Plan to sack up to 20,000 staffs worldwide for serious costs saving by the end of 2017.
HSBC Holdings (0005.HK), the biggest bank in Europe, is planning to sack 10,000 to 20,000 staffs across its global workforce in a bid to reassure its shareholders that bosses are focusing on cutting costs. However, the number has not yet been finalised , details will be announced at an investors presentation on 9 June.
Meanwhile, the job cutting excludes Brazil and Turkey, and headquarters in UK.
HSBC had already sacked more than 30,000 employees as part of its restructuring plan in 2011, 3000 jobs were cut in HK. The group has around 258,000 employees at the end of 2014. Due to fast-changing nature of bank regulations, the group set a target 2 years ago to reduce its employee base to between 240,000 and 250,000 by 2016 and thus the deadline will be deferred to the end of 2017.

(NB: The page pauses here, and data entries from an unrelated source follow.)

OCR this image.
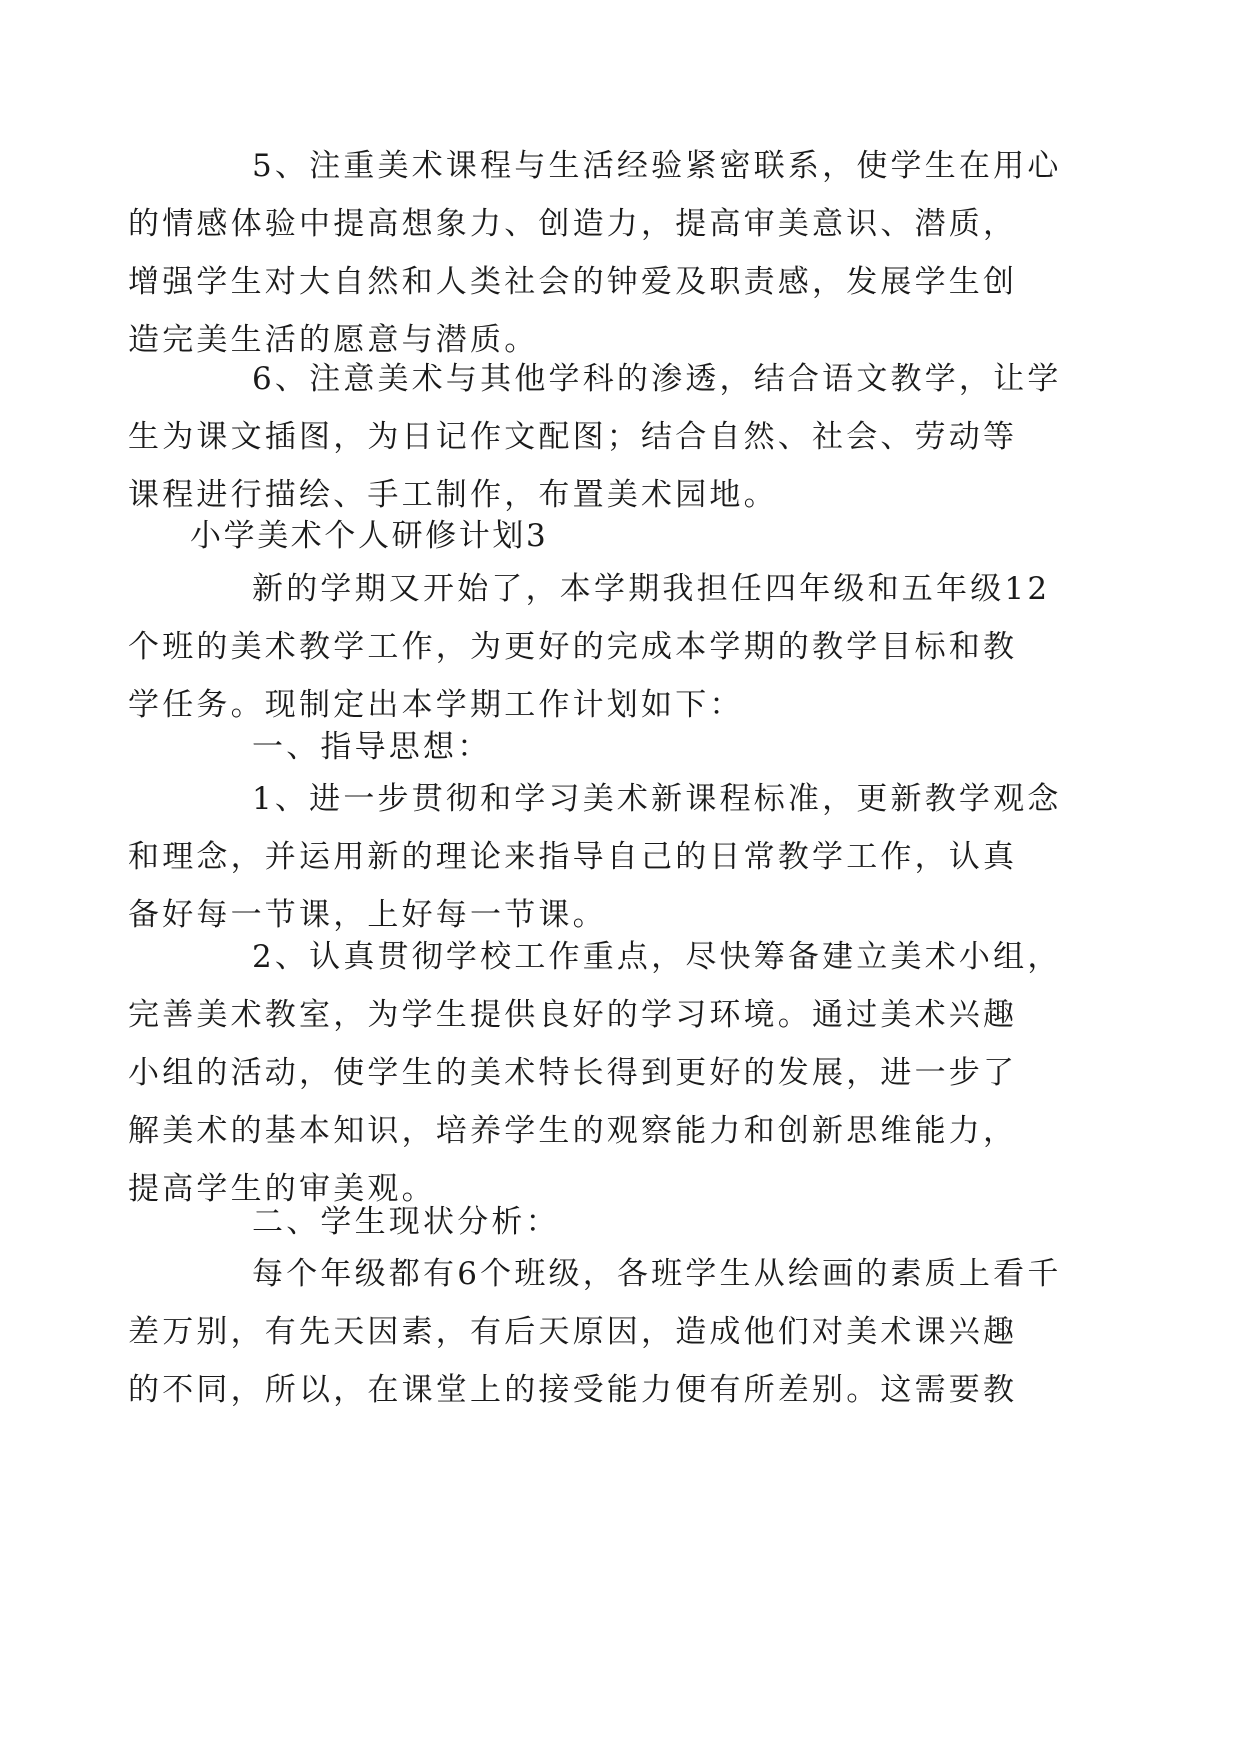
5、注重美术课程与生活经验紧密联系，使学生在用心
的情感体验中提高想象力、创造力，提高审美意识、潜质，
增强学生对大自然和人类社会的钟爱及职责感，发展学生创
造完美生活的愿意与潜质。
6、注意美术与其他学科的渗透，结合语文教学，让学
生为课文插图，为日记作文配图；结合自然、社会、劳动等
课程进行描绘、手工制作，布置美术园地。
小学美术个人研修计划3
新的学期又开始了，本学期我担任四年级和五年级12
个班的美术教学工作，为更好的完成本学期的教学目标和教
学任务。现制定出本学期工作计划如下：
一、指导思想：
1、进一步贯彻和学习美术新课程标准，更新教学观念
和理念，并运用新的理论来指导自己的日常教学工作，认真
备好每一节课，上好每一节课。
2、认真贯彻学校工作重点，尽快筹备建立美术小组，
完善美术教室，为学生提供良好的学习环境。通过美术兴趣
小组的活动，使学生的美术特长得到更好的发展，进一步了
解美术的基本知识，培养学生的观察能力和创新思维能力，
提高学生的审美观。
二、学生现状分析：
每个年级都有6个班级，各班学生从绘画的素质上看千
差万别，有先天因素，有后天原因，造成他们对美术课兴趣
的不同，所以，在课堂上的接受能力便有所差别。这需要教
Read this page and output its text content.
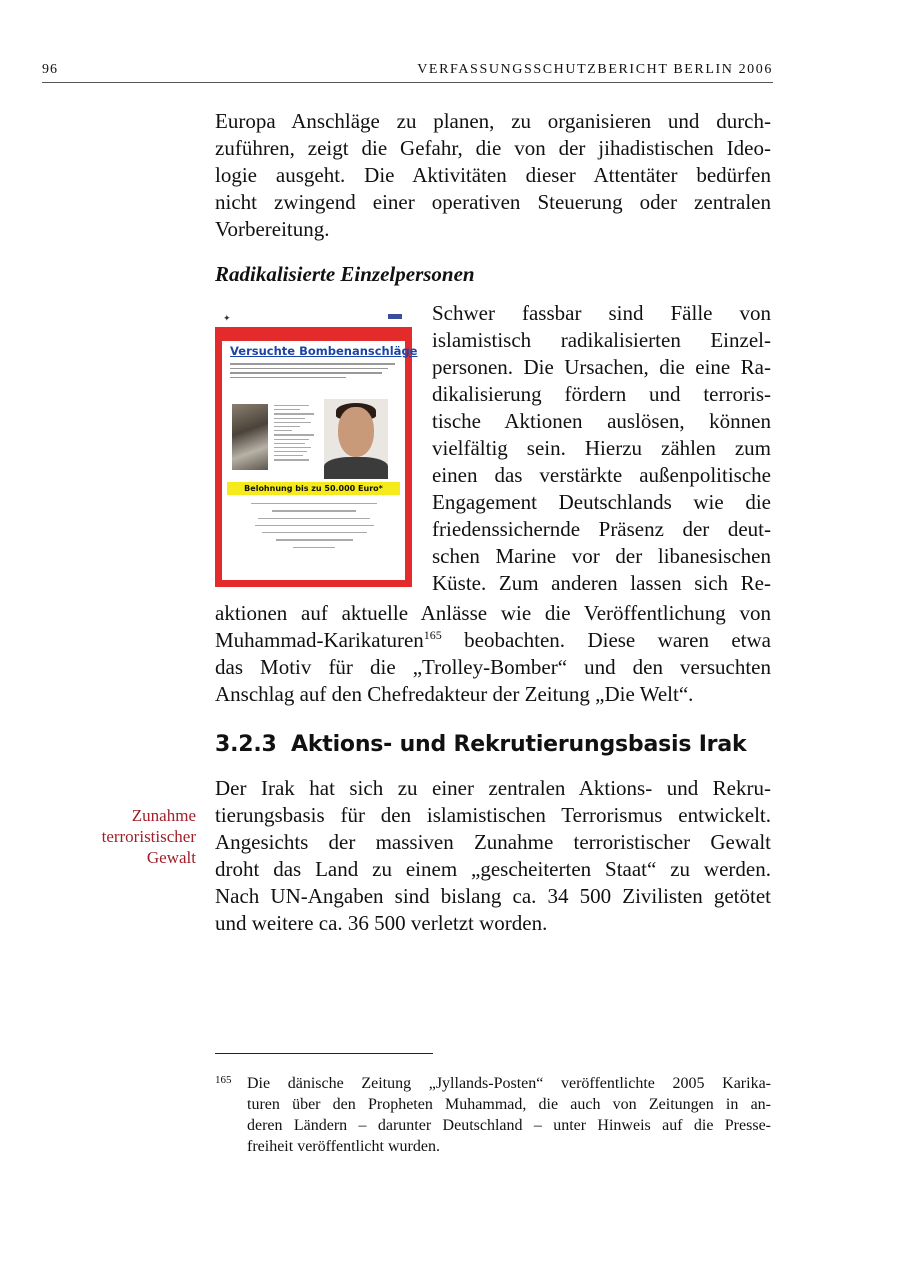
96	VERFASSUNGSSCHUTZBERICHT BERLIN 2006

Europa Anschläge zu planen, zu organisieren und durch-
zuführen, zeigt die Gefahr, die von der jihadistischen Ideo-
logie ausgeht. Die Aktivitäten dieser Attentäter bedürfen
nicht zwingend einer operativen Steuerung oder zentralen
Vorbereitung.

Radikalisierte Einzelpersonen
✦
Versuchte Bombenanschläge
Belohnung bis zu 50.000 Euro*

Schwer fassbar sind Fälle von
islamistisch radikalisierten Einzel-
personen. Die Ursachen, die eine Ra-
dikalisierung fördern und terroris-
tische Aktionen auslösen, können
vielfältig sein. Hierzu zählen zum
einen das verstärkte außenpolitische
Engagement Deutschlands wie die
friedenssichernde Präsenz der deut-
schen Marine vor der libanesischen
Küste. Zum anderen lassen sich Re-

aktionen auf aktuelle Anlässe wie die Veröffentlichung von
Muhammad-Karikaturen$^{165}$ beobachten. Diese waren etwa
das Motiv für die „Trolley-Bomber“ und den versuchten
Anschlag auf den Chefredakteur der Zeitung „Die Welt“.

3.2.3 Aktions- und Rekrutierungsbasis Irak
Zunahme
terroristischer
Gewalt

Der Irak hat sich zu einer zentralen Aktions- und Rekru-
tierungsbasis für den islamistischen Terrorismus entwickelt.
Angesichts der massiven Zunahme terroristischer Gewalt
droht das Land zu einem „gescheiterten Staat“ zu werden.
Nach UN-Angaben sind bislang ca. 34 500 Zivilisten getötet
und weitere ca. 36 500 verletzt worden.

165 Die dänische Zeitung „Jyllands-Posten“ veröffentlichte 2005 Karika-
turen über den Propheten Muhammad, die auch von Zeitungen in an-
deren Ländern – darunter Deutschland – unter Hinweis auf die Presse-
freiheit veröffentlicht wurden.
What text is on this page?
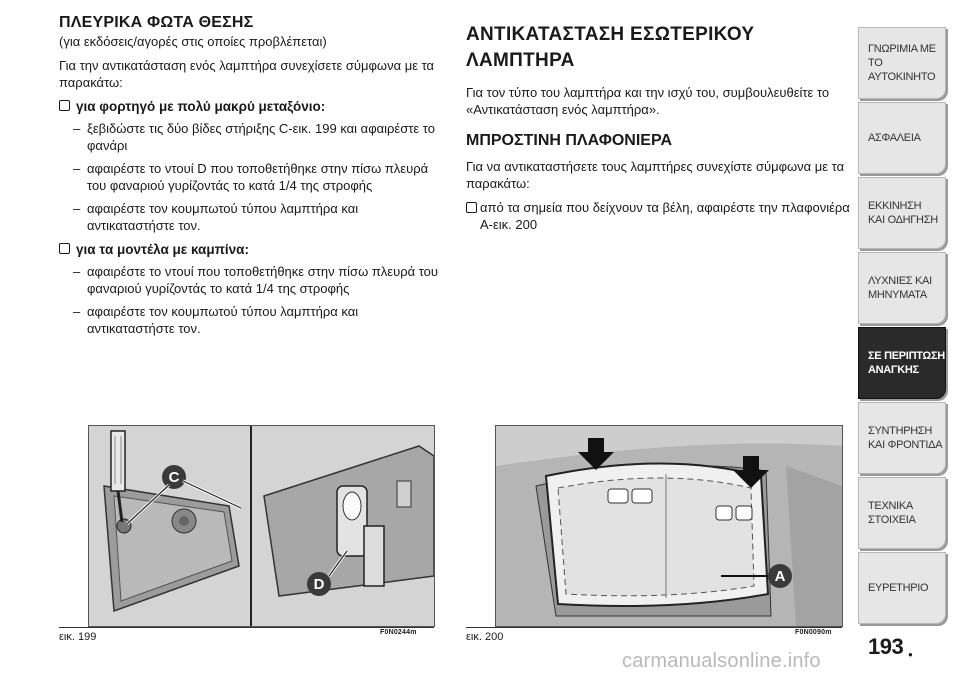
ΠΛΕΥΡΙΚΑ ΦΩΤΑ ΘΕΣΗΣ
(για εκδόσεις/αγορές στις οποίες προβλέπεται)

Για την αντικατάσταση ενός λαμπτήρα συνεχίσετε σύμφωνα με τα παρακάτω:

για φορτηγό με πολύ μακρύ μεταξόνιο:
– ξεβιδώστε τις δύο βίδες στήριξης C-εικ. 199 και αφαιρέστε το φανάρι
– αφαιρέστε το ντουί D που τοποθετήθηκε στην πίσω πλευρά του φαναριού γυρίζοντάς το κατά 1/4 της στροφής
– αφαιρέστε τον κουμπωτού τύπου λαμπτήρα και αντικαταστήστε τον.
για τα μοντέλα με καμπίνα:
– αφαιρέστε το ντουί που τοποθετήθηκε στην πίσω πλευρά του φαναριού γυρίζοντάς το κατά 1/4 της στροφής
– αφαιρέστε τον κουμπωτού τύπου λαμπτήρα και αντικαταστήστε τον.
ΑΝΤΙΚΑΤΑΣΤΑΣΗ ΕΣΩΤΕΡΙΚΟΥ
ΛΑΜΠΤΗΡΑ

Για τον τύπο του λαμπτήρα και την ισχύ του, συμβουλευθείτε το «Αντικατάσταση ενός λαμπτήρα».

ΜΠΡΟΣΤΙΝΗ ΠΛΑΦΟΝΙΕΡΑ

Για να αντικαταστήσετε τους λαμπτήρες συνεχίστε σύμφωνα με τα παρακάτω:

από τα σημεία που δείχνουν τα βέλη, αφαιρέστε την πλαφονιέρα A-εικ. 200
C
D	A
εικ. 199	F0N0244m	εικ. 200	F0N0090m
ΓΝΩΡΙΜΙΑ ΜΕ
ΤΟ ΑΥΤΟΚΙΝΗΤΟ
ΑΣΦΑΛΕΙΑ
ΕΚΚΙΝΗΣΗ
ΚΑΙ ΟΔΗΓΗΣΗ
ΛΥΧΝΙΕΣ ΚΑΙ
ΜΗΝΥΜΑΤΑ
ΣΕ ΠΕΡΙΠΤΩΣΗ
ΑΝΑΓΚΗΣ
ΣΥΝΤΗΡΗΣΗ
ΚΑΙ ΦΡΟΝΤΙΔΑ
ΤΕΧΝΙΚΑ
ΣΤΟΙΧΕΙΑ
ΕΥΡΕΤΗΡΙΟ
193 ●
carmanualsonline.info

HSBC shares fell 0.41 percent to HK$73.55 after announced the layoff plan.
HSBC Holdings could announce thousands of job cuts at a strategy day next week, Sky News reported on 1 June, part of chief executive Stuart Gulliver’s overhaul of Europe’s biggest bank.
The plan could also see Gulliver sell operations in Brazil and Turkey and take a knife to HSBC’s investment bank.
HSBC declined to comment on the Sky report. It was unclear how many of those cuts would come from moves already announced by the lender.
Jim Antos, analyst at Mizuho Securities Asia, told Reuters TV that more job cuts may not be enough to appease investors.
“The share price has been dead for several years now. What the market is looking for is something pretty substantial like a new strategy, a new theme,” he said in an interview with Reuters TV in Hong Kong on Tuesday.
“They’ve had tens of thousands of job cuts already and it’s not been the answer so far. It’s repeating the same pattern,” Antos said.